It’s been quite a bounceback season for the Queens University women’s lacrosse team. After finishing 11-8 last year and missing out on the NCAA postseason for the first time in three years, the Royals have returned with a vengeance in 2019.
The season started slowly, with a three-goal loss at Tampa in the opener, and also included a two-goal loss at home to Florida Southern on March 10. Two months later, that remains the last blemish on Queens’ record, as it breezed through the South Atlantic Conference and claimed their fifth straight SAC title.
Due in part, however, to those two early in-region losses, the Royals received the fourth seed in last week’s NCAA South Regional, drawing regional host and Sunshine State Conference champion Tampa in the opening game. Queens avenged its season-opening setback by upsetting the top-seeded Spartans 16-15. Two days later, the Royals added a second upset, slipping past third-seeded Rollins 14-13 on senior Hanna Scott’s overtime game-winner.

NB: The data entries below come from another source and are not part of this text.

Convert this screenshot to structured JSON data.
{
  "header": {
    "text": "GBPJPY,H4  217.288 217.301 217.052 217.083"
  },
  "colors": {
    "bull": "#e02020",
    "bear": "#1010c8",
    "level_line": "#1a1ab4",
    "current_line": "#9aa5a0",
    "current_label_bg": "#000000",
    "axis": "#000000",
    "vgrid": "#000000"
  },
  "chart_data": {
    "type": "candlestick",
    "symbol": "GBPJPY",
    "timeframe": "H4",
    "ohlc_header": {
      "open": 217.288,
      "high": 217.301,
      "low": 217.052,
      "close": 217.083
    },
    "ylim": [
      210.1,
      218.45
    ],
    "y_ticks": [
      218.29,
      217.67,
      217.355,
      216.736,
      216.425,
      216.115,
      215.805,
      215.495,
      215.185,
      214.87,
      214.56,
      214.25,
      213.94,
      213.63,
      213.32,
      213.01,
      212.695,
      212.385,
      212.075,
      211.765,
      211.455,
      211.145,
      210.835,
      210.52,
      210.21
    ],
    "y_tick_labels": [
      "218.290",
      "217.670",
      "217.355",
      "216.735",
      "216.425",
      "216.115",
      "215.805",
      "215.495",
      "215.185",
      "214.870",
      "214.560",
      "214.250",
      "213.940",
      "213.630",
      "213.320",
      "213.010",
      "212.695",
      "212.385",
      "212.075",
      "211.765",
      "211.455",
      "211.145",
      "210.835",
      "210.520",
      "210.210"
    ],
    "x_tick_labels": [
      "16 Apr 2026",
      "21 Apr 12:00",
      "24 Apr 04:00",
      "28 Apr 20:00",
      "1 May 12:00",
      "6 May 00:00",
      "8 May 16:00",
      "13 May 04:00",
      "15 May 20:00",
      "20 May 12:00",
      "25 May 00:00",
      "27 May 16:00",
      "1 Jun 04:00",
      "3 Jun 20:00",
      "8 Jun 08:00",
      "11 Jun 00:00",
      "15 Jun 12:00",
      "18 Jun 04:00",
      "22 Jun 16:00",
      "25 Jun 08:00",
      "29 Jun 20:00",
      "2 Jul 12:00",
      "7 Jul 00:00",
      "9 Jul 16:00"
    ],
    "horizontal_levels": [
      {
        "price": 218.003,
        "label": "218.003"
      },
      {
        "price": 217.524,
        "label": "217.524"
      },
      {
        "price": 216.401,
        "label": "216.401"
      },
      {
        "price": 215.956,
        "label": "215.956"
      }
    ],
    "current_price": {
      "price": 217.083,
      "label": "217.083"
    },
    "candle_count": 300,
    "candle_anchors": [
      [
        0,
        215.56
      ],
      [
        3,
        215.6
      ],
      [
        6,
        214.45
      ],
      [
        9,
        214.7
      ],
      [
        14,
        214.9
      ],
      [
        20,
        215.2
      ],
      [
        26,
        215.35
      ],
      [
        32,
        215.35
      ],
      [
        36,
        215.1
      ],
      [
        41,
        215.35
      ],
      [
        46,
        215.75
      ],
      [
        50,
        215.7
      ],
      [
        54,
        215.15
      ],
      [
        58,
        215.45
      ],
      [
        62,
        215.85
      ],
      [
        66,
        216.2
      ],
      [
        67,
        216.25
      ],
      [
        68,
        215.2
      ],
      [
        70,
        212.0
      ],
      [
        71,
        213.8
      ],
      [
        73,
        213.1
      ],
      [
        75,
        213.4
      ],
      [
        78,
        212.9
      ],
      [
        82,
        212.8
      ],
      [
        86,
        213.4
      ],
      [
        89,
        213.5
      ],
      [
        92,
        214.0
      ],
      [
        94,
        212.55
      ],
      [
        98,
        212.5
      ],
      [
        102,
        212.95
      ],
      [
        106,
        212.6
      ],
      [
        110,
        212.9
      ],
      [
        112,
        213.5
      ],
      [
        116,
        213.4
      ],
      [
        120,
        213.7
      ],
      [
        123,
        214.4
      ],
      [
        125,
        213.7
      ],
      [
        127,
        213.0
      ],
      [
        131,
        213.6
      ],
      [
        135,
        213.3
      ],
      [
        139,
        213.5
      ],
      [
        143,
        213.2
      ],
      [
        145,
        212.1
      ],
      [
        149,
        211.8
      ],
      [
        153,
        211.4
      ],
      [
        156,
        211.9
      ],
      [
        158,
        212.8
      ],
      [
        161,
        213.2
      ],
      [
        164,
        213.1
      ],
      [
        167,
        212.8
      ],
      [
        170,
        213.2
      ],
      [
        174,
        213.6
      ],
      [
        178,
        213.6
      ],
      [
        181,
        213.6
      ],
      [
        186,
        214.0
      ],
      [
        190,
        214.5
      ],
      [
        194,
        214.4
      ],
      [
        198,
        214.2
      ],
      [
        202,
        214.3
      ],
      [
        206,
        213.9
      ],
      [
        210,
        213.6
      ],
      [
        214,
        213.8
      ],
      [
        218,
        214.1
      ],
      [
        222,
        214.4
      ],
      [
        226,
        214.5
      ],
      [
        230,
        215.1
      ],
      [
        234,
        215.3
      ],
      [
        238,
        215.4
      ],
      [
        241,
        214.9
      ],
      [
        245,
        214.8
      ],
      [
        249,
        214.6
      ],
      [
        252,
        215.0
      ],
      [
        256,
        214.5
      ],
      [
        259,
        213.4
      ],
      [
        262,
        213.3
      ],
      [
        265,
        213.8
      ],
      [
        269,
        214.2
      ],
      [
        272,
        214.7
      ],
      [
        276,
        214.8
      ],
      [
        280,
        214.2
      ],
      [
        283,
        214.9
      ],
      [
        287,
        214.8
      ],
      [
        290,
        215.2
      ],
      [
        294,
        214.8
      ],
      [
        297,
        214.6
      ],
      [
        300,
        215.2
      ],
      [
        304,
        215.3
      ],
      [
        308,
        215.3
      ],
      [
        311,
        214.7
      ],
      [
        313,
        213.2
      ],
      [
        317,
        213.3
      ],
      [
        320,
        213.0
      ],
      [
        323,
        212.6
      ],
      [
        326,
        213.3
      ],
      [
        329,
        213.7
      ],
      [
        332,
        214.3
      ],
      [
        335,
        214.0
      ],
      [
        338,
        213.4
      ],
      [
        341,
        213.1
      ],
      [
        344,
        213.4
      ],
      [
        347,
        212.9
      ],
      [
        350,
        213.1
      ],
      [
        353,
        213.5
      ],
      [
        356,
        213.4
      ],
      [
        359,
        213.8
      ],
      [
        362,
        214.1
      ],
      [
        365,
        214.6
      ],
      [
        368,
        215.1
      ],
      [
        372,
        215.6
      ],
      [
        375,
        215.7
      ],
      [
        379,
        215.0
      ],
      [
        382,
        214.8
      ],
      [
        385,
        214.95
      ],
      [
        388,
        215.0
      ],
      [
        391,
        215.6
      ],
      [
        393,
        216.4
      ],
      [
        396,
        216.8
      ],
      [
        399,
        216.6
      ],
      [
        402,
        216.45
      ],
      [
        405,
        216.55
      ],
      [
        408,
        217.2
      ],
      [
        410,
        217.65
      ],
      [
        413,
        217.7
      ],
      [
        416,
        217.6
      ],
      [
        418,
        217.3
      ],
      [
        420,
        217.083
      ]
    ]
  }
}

With the two regional victories in a span of 48 hours, Queens (19-2) muscled its way into the national semifinals for the first time in program history. The Royals bring a school-record 16-game winning streak into Friday’s 3 p.m. match-up against No. 3 ranked West Chester in Allendale, Mich.
“Setting the final four as one of our goals might have been a reach, but I believed that we could do it,” said third-year coach Clare Short. “We have worked hard and believed in ourselves this entire season.”
The high-scoring Royals average 19 goals per game, second-highest in the nation, and lead the country with 29.4 shots on goal per game. Nevertheless, it was the biggest defensive play of their season that helped secure the quarterfinal win over Rollins.
With the score tied in the closing seconds, junior goalie Chase Brokaw’s saved a free-position shot by Rollins’ All-American Kallie German that preserved the tie and sent the game into overtime, setting the stage for Scott’s game-winner.
“I think I kind of blacked out at that moment, but I’ve gone back and watched it several times,” Short said. “Kallie is a great player and usually makes those 8-meter shots. It was an incredible save by Chase.”
Junior Ally Blood, the SAC Player of the Year, and Scott, the program’s all-time scoring leader with 185 goals and 324 points, lead the prolific offense. But there are plenty of other weapons on a team that features seven players with 30 or more goals this season.
The Royals have gone from not being ranked in the preseason to being one of the last four standing.
"We’ve been in the underdog role all year and in truth, we kind of like that position,” Short said. “We have nothing to lose, right? We’re just having fun.”
By contrast, West Chester, also 19-2, is making its 11th appearance in the national semifinals, but its first since 2012. The Golden Rams have won the NCAA championship twice during head coach Ginny Martino’s 22-year tenure, lifting the trophy in 2002 and 2008.
WCU captured its 22nd Pennsylvania State Athletic Conference championship, and won the Atlantic Regional last weekend with lopsided victories at home over Seton Hill and East Stroudsburg.
West Chester is 3-0 all-time against Queens, including a narrow 13-12 victory in the last meeting between the teams during the 2018 regular season.